USMLE score for student B in Exam1 = 1.66*22+218 = 254
USMLE score for student B in Exam2 = 1.80*22+218 = 257

So, relax! You will still get a score close to what your NMBE average is/was (as long you don't panic during exam!).

Now, for fun, here are 3 equations to compute your percentile, 2-digit score and 3-digit score from NBME score.

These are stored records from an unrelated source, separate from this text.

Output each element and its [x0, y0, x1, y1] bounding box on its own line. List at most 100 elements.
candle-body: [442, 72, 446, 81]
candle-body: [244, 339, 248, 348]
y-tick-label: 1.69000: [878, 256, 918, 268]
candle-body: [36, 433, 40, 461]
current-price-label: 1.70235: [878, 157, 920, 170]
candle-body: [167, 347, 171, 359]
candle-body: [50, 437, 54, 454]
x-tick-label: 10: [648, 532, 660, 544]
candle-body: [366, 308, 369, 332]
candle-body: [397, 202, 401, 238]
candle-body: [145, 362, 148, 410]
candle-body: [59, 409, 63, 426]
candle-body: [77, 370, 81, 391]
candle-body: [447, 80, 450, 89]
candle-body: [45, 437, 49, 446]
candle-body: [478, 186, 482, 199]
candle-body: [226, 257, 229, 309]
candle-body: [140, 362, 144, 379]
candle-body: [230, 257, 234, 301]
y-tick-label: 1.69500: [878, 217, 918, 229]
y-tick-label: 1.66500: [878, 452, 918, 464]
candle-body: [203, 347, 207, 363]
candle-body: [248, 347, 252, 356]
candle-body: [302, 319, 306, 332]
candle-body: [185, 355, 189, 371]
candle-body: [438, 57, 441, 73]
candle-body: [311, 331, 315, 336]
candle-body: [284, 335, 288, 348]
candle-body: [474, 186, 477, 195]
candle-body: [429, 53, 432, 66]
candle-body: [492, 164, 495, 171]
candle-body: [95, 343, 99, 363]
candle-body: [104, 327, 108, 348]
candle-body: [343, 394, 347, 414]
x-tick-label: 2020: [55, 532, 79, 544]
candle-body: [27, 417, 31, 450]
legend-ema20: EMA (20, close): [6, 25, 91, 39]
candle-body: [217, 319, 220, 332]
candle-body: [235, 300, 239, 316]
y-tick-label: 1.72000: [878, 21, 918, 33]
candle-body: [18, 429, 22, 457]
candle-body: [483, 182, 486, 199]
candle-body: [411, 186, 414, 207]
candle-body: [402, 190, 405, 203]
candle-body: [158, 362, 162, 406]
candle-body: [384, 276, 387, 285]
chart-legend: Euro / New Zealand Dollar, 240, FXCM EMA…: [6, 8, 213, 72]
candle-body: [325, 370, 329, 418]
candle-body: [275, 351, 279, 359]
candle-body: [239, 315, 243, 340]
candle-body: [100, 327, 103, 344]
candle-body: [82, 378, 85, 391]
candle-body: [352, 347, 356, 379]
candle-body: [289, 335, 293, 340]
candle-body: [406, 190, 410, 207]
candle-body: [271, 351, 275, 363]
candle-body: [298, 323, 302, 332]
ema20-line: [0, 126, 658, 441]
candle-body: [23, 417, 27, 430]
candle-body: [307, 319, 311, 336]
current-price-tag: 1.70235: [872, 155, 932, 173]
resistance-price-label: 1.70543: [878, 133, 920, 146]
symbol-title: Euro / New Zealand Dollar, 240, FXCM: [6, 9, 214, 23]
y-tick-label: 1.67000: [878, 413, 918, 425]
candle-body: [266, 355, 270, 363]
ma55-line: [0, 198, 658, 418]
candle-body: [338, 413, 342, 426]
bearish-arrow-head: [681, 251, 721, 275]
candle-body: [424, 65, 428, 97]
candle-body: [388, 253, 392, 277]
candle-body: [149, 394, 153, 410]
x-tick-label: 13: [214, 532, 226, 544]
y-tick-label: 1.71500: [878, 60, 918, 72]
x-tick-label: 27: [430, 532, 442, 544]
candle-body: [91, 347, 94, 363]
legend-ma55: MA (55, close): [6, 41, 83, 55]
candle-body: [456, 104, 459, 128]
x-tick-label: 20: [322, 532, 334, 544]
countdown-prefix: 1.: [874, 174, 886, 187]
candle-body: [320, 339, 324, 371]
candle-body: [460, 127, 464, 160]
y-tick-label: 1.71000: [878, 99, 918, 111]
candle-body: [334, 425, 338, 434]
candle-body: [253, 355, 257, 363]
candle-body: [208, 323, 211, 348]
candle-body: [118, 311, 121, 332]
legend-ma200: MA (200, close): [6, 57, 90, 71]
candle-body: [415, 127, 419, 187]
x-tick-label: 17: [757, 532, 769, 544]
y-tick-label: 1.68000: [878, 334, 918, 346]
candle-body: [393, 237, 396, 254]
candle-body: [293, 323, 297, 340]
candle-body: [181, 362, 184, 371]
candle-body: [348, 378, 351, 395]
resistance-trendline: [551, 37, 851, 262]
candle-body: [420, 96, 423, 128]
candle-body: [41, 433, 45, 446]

Enter you NBME score in spreadsheet cell A1

Enter following 3-digit equation in cell A2
=IF(AND(200<=A1,A1<=800),ROUND((70.2-0.0000002067*A1^3+0.0000937*A1 ^2+0.30096*A1),0),"Error")

Enter following 2-digit equation in cell A3
=IF(AND(100<=A2,A2<=300),IF(A2 > 236, 99, ROUND((0.4715*A2-12.5),0)),"Error")

Enter following percentile equation in cell A4
=IF(AND(200<=A1,A1<=800),ROUND(NORMSDIST((A1-500)/100)*100,2),"Error")
No wizardry here!
Fact 1.
NBME to 3-Digit USMLE data is provided here (by NBME):
https://apps.nbme.org/nsasweb/doc/sample_CBSSA.pdf
Fact 2.
NBME score data (200-800) in the link above has normal-distrubution, therefore percentile score can be easily computed.
Fact 3.
2-Digit USMLE score is a straight line from passing 75 (185) to Min. 99 (236).
Fact 4.
Approx. correct answers data can be derived if you have developed OCD with analyzing NBME/USMLE scoring system!!!!